Was he making the same mistake twice?
But he knew he had to be realistic about things. He knew nothing about the girl, couldn’t even be sure that she was his. And she was returning home, wasn’t she? Surely she would be safe there. She might have to answer some questions from the Japanese authorities, but they were hardly going to kill her.
And the situation in China was real — it was happening right now, a nightmare scenario that could spell disaster for thousands or even millions of people. Cole knew what was at stake, and knew that he had a chance of stopping it.
On the other hand, Michiko would be quite safe in Japan; and what was he going to do about it anyway? He might not be able to find her there even if he looked; and if he found her, would she want to talk to him? Or would she still want to kill him?

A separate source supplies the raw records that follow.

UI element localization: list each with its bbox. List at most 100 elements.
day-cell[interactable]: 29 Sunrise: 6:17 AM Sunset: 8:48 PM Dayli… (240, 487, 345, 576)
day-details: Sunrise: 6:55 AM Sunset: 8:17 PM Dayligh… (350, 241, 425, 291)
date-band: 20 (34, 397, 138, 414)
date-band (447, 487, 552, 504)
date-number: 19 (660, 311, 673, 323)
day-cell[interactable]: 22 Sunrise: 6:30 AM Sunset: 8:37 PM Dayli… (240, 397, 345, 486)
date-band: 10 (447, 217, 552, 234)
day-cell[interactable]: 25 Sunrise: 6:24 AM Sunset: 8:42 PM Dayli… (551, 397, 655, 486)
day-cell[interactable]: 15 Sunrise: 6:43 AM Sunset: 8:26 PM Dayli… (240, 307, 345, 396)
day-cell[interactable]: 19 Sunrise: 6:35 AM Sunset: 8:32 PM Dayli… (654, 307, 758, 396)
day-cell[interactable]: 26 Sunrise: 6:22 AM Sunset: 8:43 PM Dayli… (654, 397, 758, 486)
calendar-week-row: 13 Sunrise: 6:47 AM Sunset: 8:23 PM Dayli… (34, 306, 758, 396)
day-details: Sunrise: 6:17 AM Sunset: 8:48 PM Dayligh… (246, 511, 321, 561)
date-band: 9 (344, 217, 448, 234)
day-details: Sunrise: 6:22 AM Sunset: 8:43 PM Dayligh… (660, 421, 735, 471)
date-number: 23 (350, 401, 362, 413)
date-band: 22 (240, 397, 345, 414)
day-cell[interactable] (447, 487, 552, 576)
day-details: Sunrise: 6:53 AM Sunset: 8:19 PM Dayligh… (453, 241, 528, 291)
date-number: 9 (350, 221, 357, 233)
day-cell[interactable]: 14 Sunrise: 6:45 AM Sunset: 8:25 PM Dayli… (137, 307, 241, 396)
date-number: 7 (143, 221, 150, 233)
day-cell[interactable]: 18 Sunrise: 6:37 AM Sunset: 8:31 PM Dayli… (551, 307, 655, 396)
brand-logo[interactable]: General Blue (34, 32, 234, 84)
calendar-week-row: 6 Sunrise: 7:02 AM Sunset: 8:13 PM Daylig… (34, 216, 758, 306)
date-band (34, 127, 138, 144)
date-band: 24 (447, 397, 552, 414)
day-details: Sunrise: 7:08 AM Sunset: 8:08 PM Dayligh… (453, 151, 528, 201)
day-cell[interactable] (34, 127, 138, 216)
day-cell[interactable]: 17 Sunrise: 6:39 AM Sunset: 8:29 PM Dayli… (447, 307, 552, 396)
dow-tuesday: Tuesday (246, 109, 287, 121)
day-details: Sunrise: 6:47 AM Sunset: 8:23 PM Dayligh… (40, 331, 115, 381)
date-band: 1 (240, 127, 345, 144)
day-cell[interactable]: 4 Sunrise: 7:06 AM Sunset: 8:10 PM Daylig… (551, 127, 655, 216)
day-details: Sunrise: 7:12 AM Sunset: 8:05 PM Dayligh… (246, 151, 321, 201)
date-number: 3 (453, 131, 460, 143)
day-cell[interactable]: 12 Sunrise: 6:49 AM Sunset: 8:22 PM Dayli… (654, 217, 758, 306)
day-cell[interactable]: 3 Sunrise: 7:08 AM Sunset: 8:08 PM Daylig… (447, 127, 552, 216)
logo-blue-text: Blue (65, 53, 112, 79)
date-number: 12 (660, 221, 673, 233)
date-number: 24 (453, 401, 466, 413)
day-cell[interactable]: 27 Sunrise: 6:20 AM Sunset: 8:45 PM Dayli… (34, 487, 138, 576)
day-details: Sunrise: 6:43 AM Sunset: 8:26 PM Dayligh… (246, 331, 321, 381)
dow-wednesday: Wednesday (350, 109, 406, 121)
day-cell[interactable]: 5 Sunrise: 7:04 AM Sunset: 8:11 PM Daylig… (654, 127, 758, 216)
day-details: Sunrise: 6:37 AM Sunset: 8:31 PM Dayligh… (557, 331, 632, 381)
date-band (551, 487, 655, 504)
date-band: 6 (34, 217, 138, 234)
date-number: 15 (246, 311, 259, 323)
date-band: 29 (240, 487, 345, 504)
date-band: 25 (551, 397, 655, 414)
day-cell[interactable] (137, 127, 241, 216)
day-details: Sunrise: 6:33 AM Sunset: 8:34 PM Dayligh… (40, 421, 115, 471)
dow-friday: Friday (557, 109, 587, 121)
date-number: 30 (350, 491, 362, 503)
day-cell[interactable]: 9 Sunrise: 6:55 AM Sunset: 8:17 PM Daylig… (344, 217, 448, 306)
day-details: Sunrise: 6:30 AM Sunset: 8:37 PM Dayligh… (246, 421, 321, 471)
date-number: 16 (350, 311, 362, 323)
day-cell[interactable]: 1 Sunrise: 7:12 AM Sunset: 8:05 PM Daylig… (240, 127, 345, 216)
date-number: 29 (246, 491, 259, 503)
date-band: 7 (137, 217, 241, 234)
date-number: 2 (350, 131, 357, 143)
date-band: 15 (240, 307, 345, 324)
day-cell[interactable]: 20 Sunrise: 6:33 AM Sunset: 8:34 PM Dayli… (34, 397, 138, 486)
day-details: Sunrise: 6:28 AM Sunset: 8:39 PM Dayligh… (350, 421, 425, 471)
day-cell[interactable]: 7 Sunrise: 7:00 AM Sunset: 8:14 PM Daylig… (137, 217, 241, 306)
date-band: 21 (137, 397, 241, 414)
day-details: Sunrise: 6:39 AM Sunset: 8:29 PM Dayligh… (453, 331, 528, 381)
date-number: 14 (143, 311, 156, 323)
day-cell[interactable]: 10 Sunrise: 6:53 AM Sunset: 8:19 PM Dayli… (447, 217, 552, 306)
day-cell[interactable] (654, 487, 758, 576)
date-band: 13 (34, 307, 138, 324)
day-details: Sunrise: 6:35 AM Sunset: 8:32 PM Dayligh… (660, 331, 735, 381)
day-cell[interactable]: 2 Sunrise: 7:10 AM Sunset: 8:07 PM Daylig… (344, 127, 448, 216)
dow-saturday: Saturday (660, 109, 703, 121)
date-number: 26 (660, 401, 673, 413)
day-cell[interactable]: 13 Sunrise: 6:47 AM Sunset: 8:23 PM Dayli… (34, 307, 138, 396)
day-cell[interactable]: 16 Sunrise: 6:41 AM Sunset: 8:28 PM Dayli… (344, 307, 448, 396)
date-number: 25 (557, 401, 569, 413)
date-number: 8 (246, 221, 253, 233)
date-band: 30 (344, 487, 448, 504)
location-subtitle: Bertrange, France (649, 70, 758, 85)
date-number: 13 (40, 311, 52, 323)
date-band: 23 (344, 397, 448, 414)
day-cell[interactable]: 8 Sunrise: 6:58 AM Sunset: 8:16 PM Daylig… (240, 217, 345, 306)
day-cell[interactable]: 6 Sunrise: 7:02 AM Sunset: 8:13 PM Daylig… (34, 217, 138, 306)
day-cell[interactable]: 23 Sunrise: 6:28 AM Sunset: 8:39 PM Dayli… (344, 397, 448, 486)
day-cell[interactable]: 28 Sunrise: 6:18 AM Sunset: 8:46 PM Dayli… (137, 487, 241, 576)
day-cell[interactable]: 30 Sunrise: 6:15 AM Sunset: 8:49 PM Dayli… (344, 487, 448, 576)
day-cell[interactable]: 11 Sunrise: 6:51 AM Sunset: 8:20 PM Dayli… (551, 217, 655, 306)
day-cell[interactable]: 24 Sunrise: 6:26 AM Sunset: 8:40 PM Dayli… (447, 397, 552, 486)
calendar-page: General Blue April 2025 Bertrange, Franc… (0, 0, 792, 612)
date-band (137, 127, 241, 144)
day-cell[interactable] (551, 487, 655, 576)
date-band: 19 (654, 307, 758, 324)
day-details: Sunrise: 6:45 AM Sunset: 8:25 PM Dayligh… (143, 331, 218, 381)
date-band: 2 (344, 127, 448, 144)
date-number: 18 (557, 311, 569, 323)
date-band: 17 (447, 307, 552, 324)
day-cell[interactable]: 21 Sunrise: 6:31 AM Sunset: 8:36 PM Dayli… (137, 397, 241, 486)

The question of why she wanted to kill him still haunted him. What did she think he had done? She obviously blamed him for something, but what was it?
Cole shuddered as he considered the possibility that — whatever it was — she might be right. He had certainly done some horrific things in his life, any of which might have affected Michiko in some way without his ever realizing it.
But he knew he wasn’t being entirely honest with himself; if Michiko hated him enough to try and kill him, there were only a few things that he’d done that would have affected her. And as far as he knew, they all related to her mother, Aoki Asami.
He lay on the huge bed, willing himself not to think about it, knowing the memories would drag him down, make him doubt himself, jeopardize the mission. And yet he couldn’t help it, and in his mind’s eye the luxurious, brightly-lit hotel room gradually darkened, growing old and shabby until it had become a dingy little room at the Khao Sing Apartments in downtown Bangkok, eighteen years ago; a room he’d tried hard to forget; a room of nightmares.
4
Mark Kowalski had been in Bangkok with six friends from his SEAL Team Two platoon, on R&R after a six month tour of Iraq back in 2003. He had a girlfriend back home, but that was only semi-serious; neither one of them had made any sort of commitment, and so Kowalski was going to do what SEALs did best — after fighting at least — and party like his life depended on it.
It had been a long six months, and he needed the release. They all did; it had been pretty much non-stop for the entire tour, one nerve-wracking recon mission after another, several of which had turned into vicious firefights. They had won each engagement decisively, but they had all lost friends on the way; their trip to Bangkok was therefore part R&R, part memorial. It was how they dealt with loss and pain.